What the numbers did

Contention levelCAS retry loopTicket reservation
Low (1 producer)17.74 ns/op4.37 ns/op
High (8 producers)97.18 ns/op17.82 ns/op

The real result is the flattening. From two producers up the ticket path holds a band of roughly 18 to 21 ns/op essentially independent of producer count, where the CAS path climbed 5.5x over the same sweep. At eight producers the ticket path came out 5.5x faster, and the contended ticket cost, 17.82 ns/op, is about what the CAS path cost with no contention at all.

Both columns come from one capture, the two rings run back to back on the same host. It is a separate capture from the run in the opening figure, which is why its eight-producer CAS cost reads 97.18 where the opening run read 99.28; a pinned rerun of the same sweep lands at 101.86 for the CAS path with the ticket band at 20 to 21, and the ratio stays close to 5.5x in all three.

Blocking instead of busy

The redesign costs something, and the cost is not in the numbers: it changes what a producer can do when the ring is full. Look back at the two code listings. The CAS version could return busy: a producer that found the ring full could hand the decision back to its caller, and the caller could back off, drop the work, or try a different queue. The ticket version cannot.
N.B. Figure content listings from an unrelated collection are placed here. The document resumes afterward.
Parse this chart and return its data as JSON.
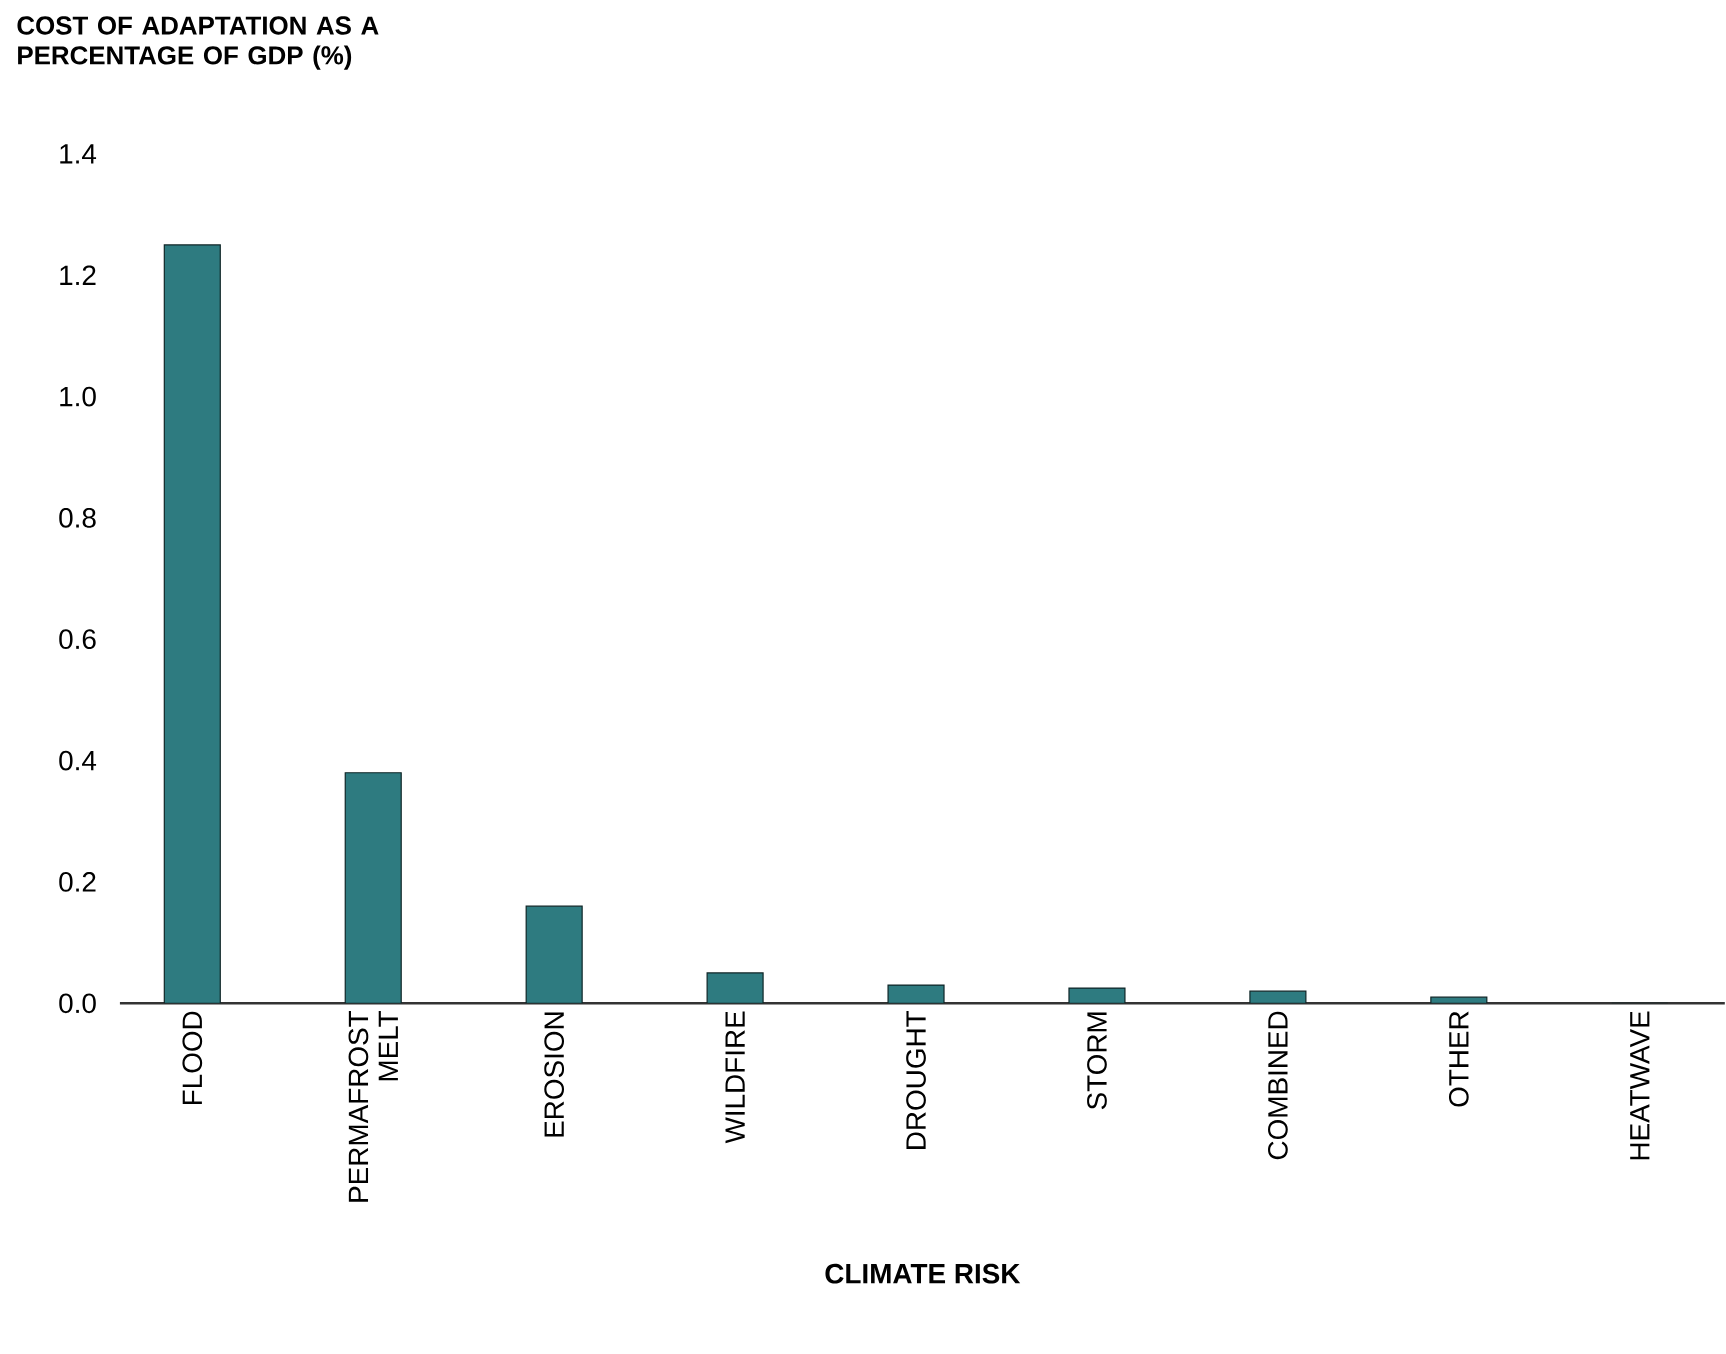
{
  "chart_data": {
    "type": "bar",
    "title": "COST OF ADAPTATION AS A PERCENTAGE OF GDP (%)",
    "xlabel": "CLIMATE RISK",
    "categories": [
      "FLOOD",
      "PERMAFROST MELT",
      "EROSION",
      "WILDFIRE",
      "DROUGHT",
      "STORM",
      "COMBINED",
      "OTHER",
      "HEATWAVE"
    ],
    "values": [
      1.25,
      0.38,
      0.16,
      0.05,
      0.03,
      0.025,
      0.02,
      0.01,
      0
    ],
    "color": "#2e7b80",
    "ylim": [
      0,
      1.4
    ],
    "yticks": [
      {
        "value": 0,
        "label": "0.0"
      },
      {
        "value": 0.2,
        "label": "0.2"
      },
      {
        "value": 0.4,
        "label": "0.4"
      },
      {
        "value": 0.6,
        "label": "0.6"
      },
      {
        "value": 0.8,
        "label": "0.8"
      },
      {
        "value": 1.0,
        "label": "1.0"
      },
      {
        "value": 1.2,
        "label": "1.2"
      },
      {
        "value": 1.4,
        "label": "1.4"
      }
    ]
  }
}
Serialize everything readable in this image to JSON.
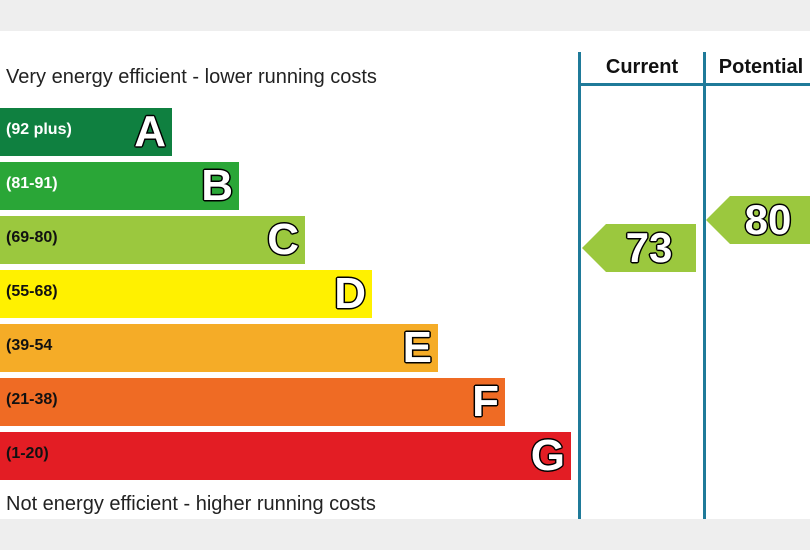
{
  "chart_data": {
    "type": "bar",
    "top_caption": "Very energy efficient - lower running costs",
    "bottom_caption": "Not energy efficient - higher running costs",
    "bands": [
      {
        "letter": "A",
        "range": "(92 plus)",
        "color": "#0f8040",
        "dark_text": false
      },
      {
        "letter": "B",
        "range": "(81-91)",
        "color": "#2aa637",
        "dark_text": false
      },
      {
        "letter": "C",
        "range": "(69-80)",
        "color": "#9bc83e",
        "dark_text": true
      },
      {
        "letter": "D",
        "range": "(55-68)",
        "color": "#fff100",
        "dark_text": true
      },
      {
        "letter": "E",
        "range": "(39-54",
        "color": "#f5ac27",
        "dark_text": true
      },
      {
        "letter": "F",
        "range": "(21-38)",
        "color": "#ef6b24",
        "dark_text": true
      },
      {
        "letter": "G",
        "range": "(1-20)",
        "color": "#e31d24",
        "dark_text": true
      }
    ],
    "columns": [
      {
        "name": "Current",
        "value": "73",
        "band": "C",
        "color": "#9bc83e"
      },
      {
        "name": "Potential",
        "value": "80",
        "band": "C",
        "color": "#9bc83e"
      }
    ],
    "frame_color": "#1f7a99"
  }
}
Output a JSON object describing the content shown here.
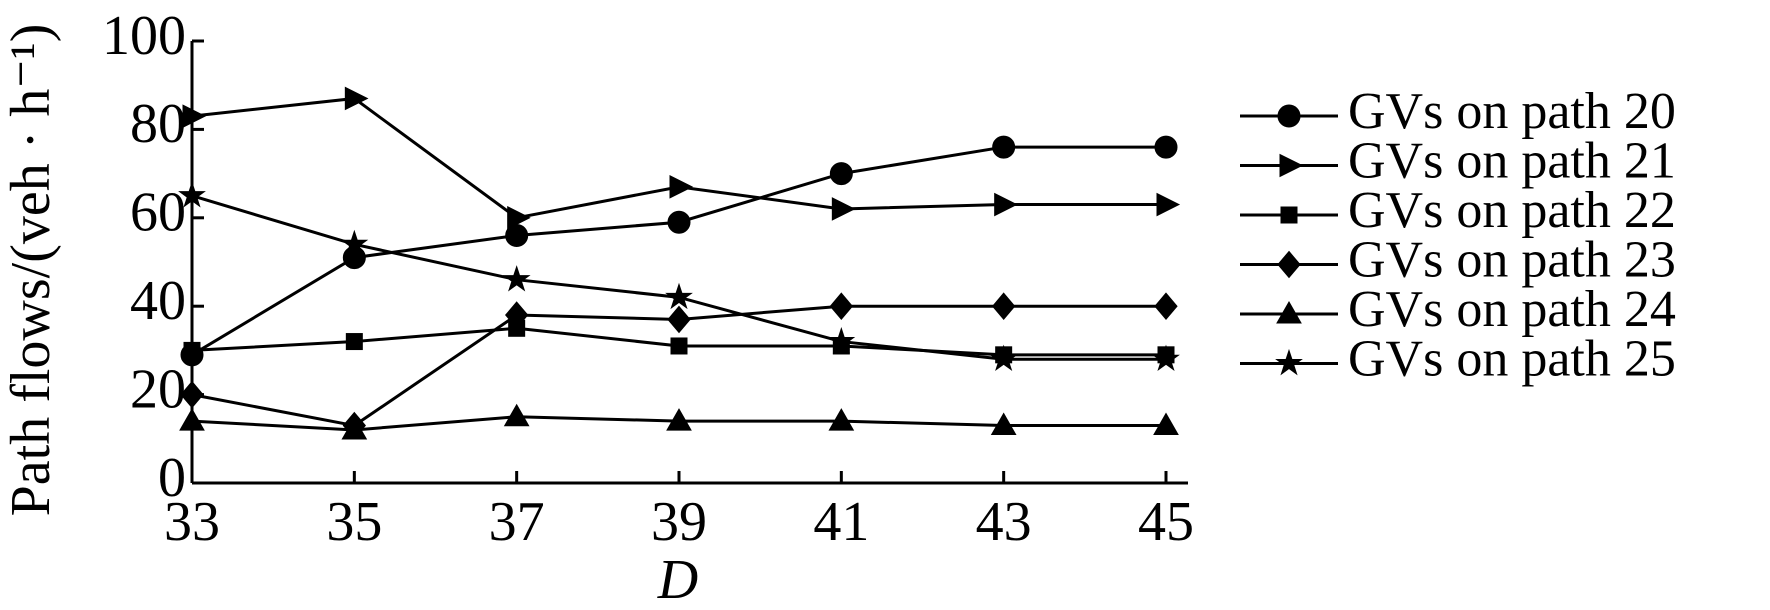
{
  "chart_data": {
    "type": "line",
    "xlabel": "D",
    "ylabel": "Path flows/(veh · h⁻¹)",
    "x": [
      33,
      35,
      37,
      39,
      41,
      43,
      45
    ],
    "xlim": [
      33,
      45
    ],
    "xticks": [
      33,
      35,
      37,
      39,
      41,
      43,
      45
    ],
    "ylim": [
      0,
      100
    ],
    "yticks": [
      0,
      20,
      40,
      60,
      80,
      100
    ],
    "grid": false,
    "legend": "right",
    "series": [
      {
        "name": "GVs on path 20",
        "color": "#000000",
        "marker": "circle",
        "values": [
          29,
          51,
          56,
          59,
          70,
          76,
          76
        ]
      },
      {
        "name": "GVs on path 21",
        "color": "#000000",
        "marker": "triangle-right",
        "values": [
          83,
          87,
          60,
          67,
          62,
          63,
          63
        ]
      },
      {
        "name": "GVs on path 22",
        "color": "#000000",
        "marker": "square",
        "values": [
          30,
          32,
          35,
          31,
          31,
          29,
          29
        ]
      },
      {
        "name": "GVs on path 23",
        "color": "#000000",
        "marker": "diamond",
        "values": [
          20,
          13,
          38,
          37,
          40,
          40,
          40
        ]
      },
      {
        "name": "GVs on path 24",
        "color": "#000000",
        "marker": "triangle-up",
        "values": [
          14,
          12,
          15,
          14,
          14,
          13,
          13
        ]
      },
      {
        "name": "GVs on path 25",
        "color": "#000000",
        "marker": "star",
        "values": [
          65,
          54,
          46,
          42,
          32,
          28,
          28
        ]
      }
    ]
  }
}
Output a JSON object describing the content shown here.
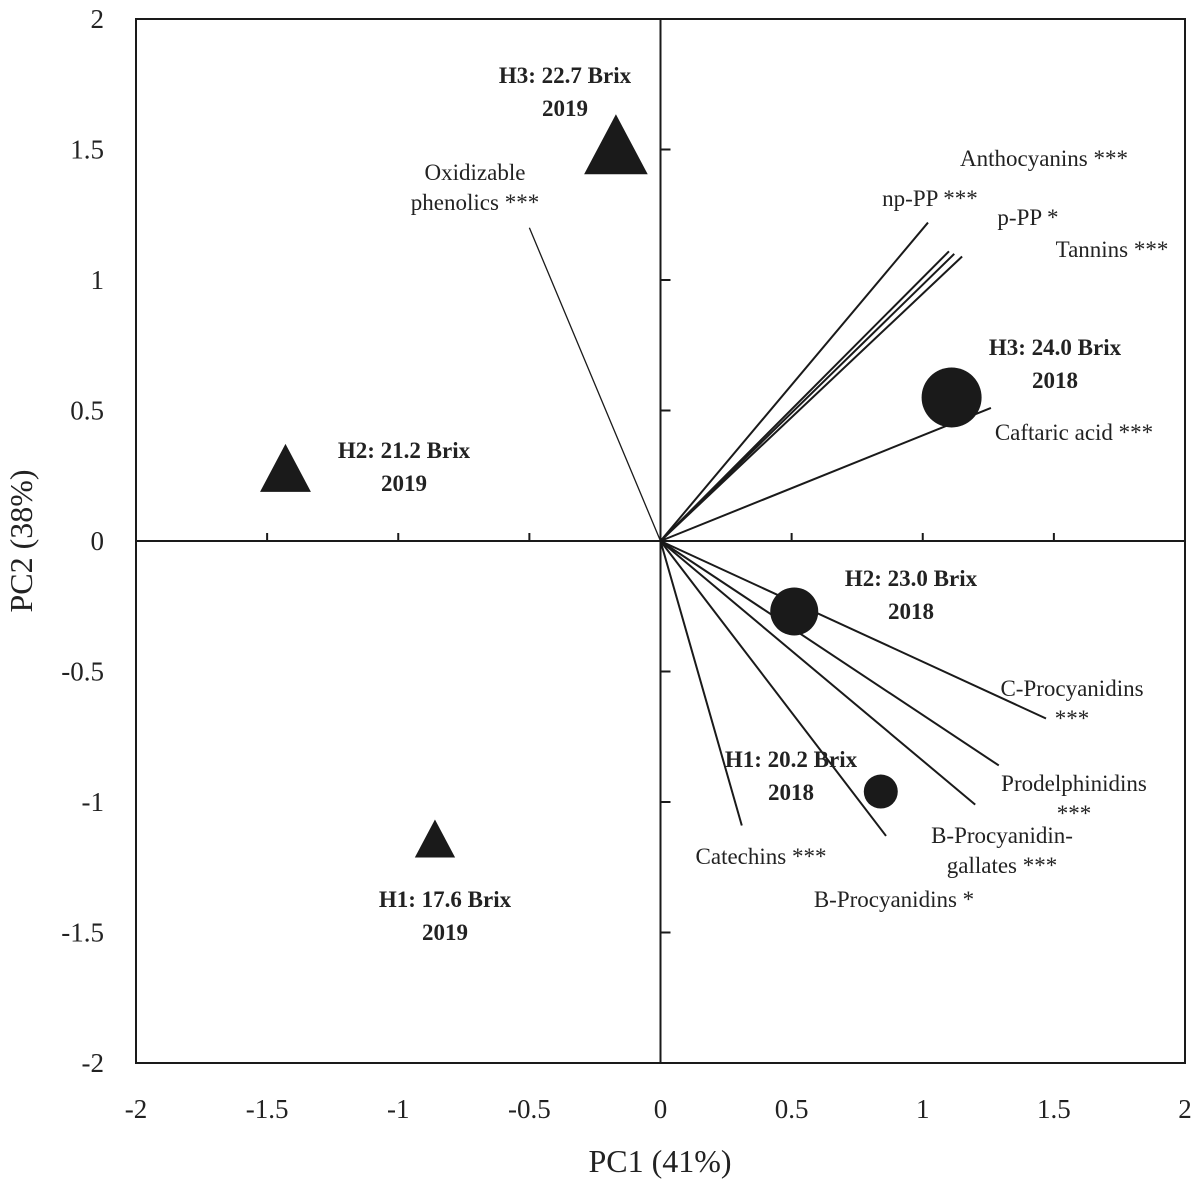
{
  "chart_data": {
    "type": "scatter",
    "subtype": "pca-biplot",
    "xlabel": "PC1 (41%)",
    "ylabel": "PC2 (38%)",
    "xlim": [
      -2,
      2
    ],
    "ylim": [
      -2,
      2
    ],
    "x_ticks": [
      {
        "v": -2,
        "label": "-2"
      },
      {
        "v": -1.5,
        "label": "-1.5"
      },
      {
        "v": -1,
        "label": "-1"
      },
      {
        "v": -0.5,
        "label": "-0.5"
      },
      {
        "v": 0,
        "label": "0"
      },
      {
        "v": 0.5,
        "label": "0.5"
      },
      {
        "v": 1,
        "label": "1"
      },
      {
        "v": 1.5,
        "label": "1.5"
      },
      {
        "v": 2,
        "label": "2"
      }
    ],
    "y_ticks": [
      {
        "v": -2,
        "label": "-2"
      },
      {
        "v": -1.5,
        "label": "-1.5"
      },
      {
        "v": -1,
        "label": "-1"
      },
      {
        "v": -0.5,
        "label": "-0.5"
      },
      {
        "v": 0,
        "label": "0"
      },
      {
        "v": 0.5,
        "label": "0.5"
      },
      {
        "v": 1,
        "label": "1"
      },
      {
        "v": 1.5,
        "label": "1.5"
      },
      {
        "v": 2,
        "label": "2"
      }
    ],
    "loadings": [
      {
        "name": "Oxidizable phenolics ***",
        "lines": [
          "Oxidizable",
          "phenolics ***"
        ],
        "x": -0.5,
        "y": 1.2
      },
      {
        "name": "np-PP ***",
        "lines": [
          "np-PP ***"
        ],
        "x": 1.02,
        "y": 1.22
      },
      {
        "name": "p-PP *",
        "lines": [
          "p-PP *"
        ],
        "x": 1.12,
        "y": 1.1
      },
      {
        "name": "Anthocyanins ***",
        "lines": [
          "Anthocyanins ***"
        ],
        "x": 1.1,
        "y": 1.11
      },
      {
        "name": "Tannins ***",
        "lines": [
          "Tannins ***"
        ],
        "x": 1.15,
        "y": 1.09
      },
      {
        "name": "Caftaric acid ***",
        "lines": [
          "Caftaric acid ***"
        ],
        "x": 1.26,
        "y": 0.51
      },
      {
        "name": "C-Procyanidins ***",
        "lines": [
          "C-Procyanidins",
          "***"
        ],
        "x": 1.47,
        "y": -0.68
      },
      {
        "name": "Prodelphinidins ***",
        "lines": [
          "Prodelphinidins",
          "***"
        ],
        "x": 1.29,
        "y": -0.86
      },
      {
        "name": "B-Procyanidin-gallates ***",
        "lines": [
          "B-Procyanidin-",
          "gallates ***"
        ],
        "x": 1.2,
        "y": -1.01
      },
      {
        "name": "B-Procyanidins *",
        "lines": [
          "B-Procyanidins *"
        ],
        "x": 0.86,
        "y": -1.13
      },
      {
        "name": "Catechins ***",
        "lines": [
          "Catechins ***"
        ],
        "x": 0.31,
        "y": -1.09
      }
    ],
    "samples": [
      {
        "name": "H1: 17.6 Brix 2019",
        "lines": [
          "H1: 17.6 Brix",
          "2019"
        ],
        "year": "2019",
        "marker": "triangle",
        "x": -0.86,
        "y": -1.14
      },
      {
        "name": "H2: 21.2 Brix 2019",
        "lines": [
          "H2: 21.2 Brix",
          "2019"
        ],
        "year": "2019",
        "marker": "triangle",
        "x": -1.43,
        "y": 0.28
      },
      {
        "name": "H3: 22.7 Brix 2019",
        "lines": [
          "H3: 22.7 Brix",
          "2019"
        ],
        "year": "2019",
        "marker": "triangle",
        "x": -0.17,
        "y": 1.52
      },
      {
        "name": "H1: 20.2 Brix 2018",
        "lines": [
          "H1: 20.2 Brix",
          "2018"
        ],
        "year": "2018",
        "marker": "circle",
        "x": 0.84,
        "y": -0.96
      },
      {
        "name": "H2: 23.0 Brix 2018",
        "lines": [
          "H2: 23.0 Brix",
          "2018"
        ],
        "year": "2018",
        "marker": "circle",
        "x": 0.51,
        "y": -0.27
      },
      {
        "name": "H3: 24.0 Brix 2018",
        "lines": [
          "H3: 24.0 Brix",
          "2018"
        ],
        "year": "2018",
        "marker": "circle",
        "x": 1.11,
        "y": 0.55
      }
    ],
    "colors": {
      "marker": "#1a1a1a",
      "line": "#1a1a1a",
      "text": "#222222"
    }
  }
}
Once fetch_add executes, the producer owns a slot number and is committed; if the ring is full, it blocks on its slot's sequence counter until space opens up.

I wrote that tradeoff directly into the header comment, next to the signature, so nobody, including me in six months, has to rediscover it: producers block on a reserved slot instead of getting busy back the way the old loop could. For astral's internal fan-in paths, where every producer is expected to get through eventually and the right response to pressure is to wait, that is the behavior I want. At a public API boundary it would be the wrong call, because a caller there may need the busy answer back, and this design takes that option away at the moment the ticket is issued.

What changed, and what did not

The MPSC ring still has one contended atomic on its reservation path. That line still moves between cores, and the design is not magically free of serialization. What disappeared is the branch whose answer came from an inter-core race. The replacement turns the race into an unconditional ticket, then waits on a slot with one producer and one consumer.

The original retry counter was not buggy. It answered "was the ring full?" exactly, while I read it as "did the compare-exchange lose?" Those are two different loops. The PMU capture forced me to separate them, and the counter now names the condition it actually measures.

One number remains unexplained: the branch-miss rate fell from 19.5% at four producers to 12.4% at eight even while cost rose. I kept the point in the results and do not yet have a mechanism for it.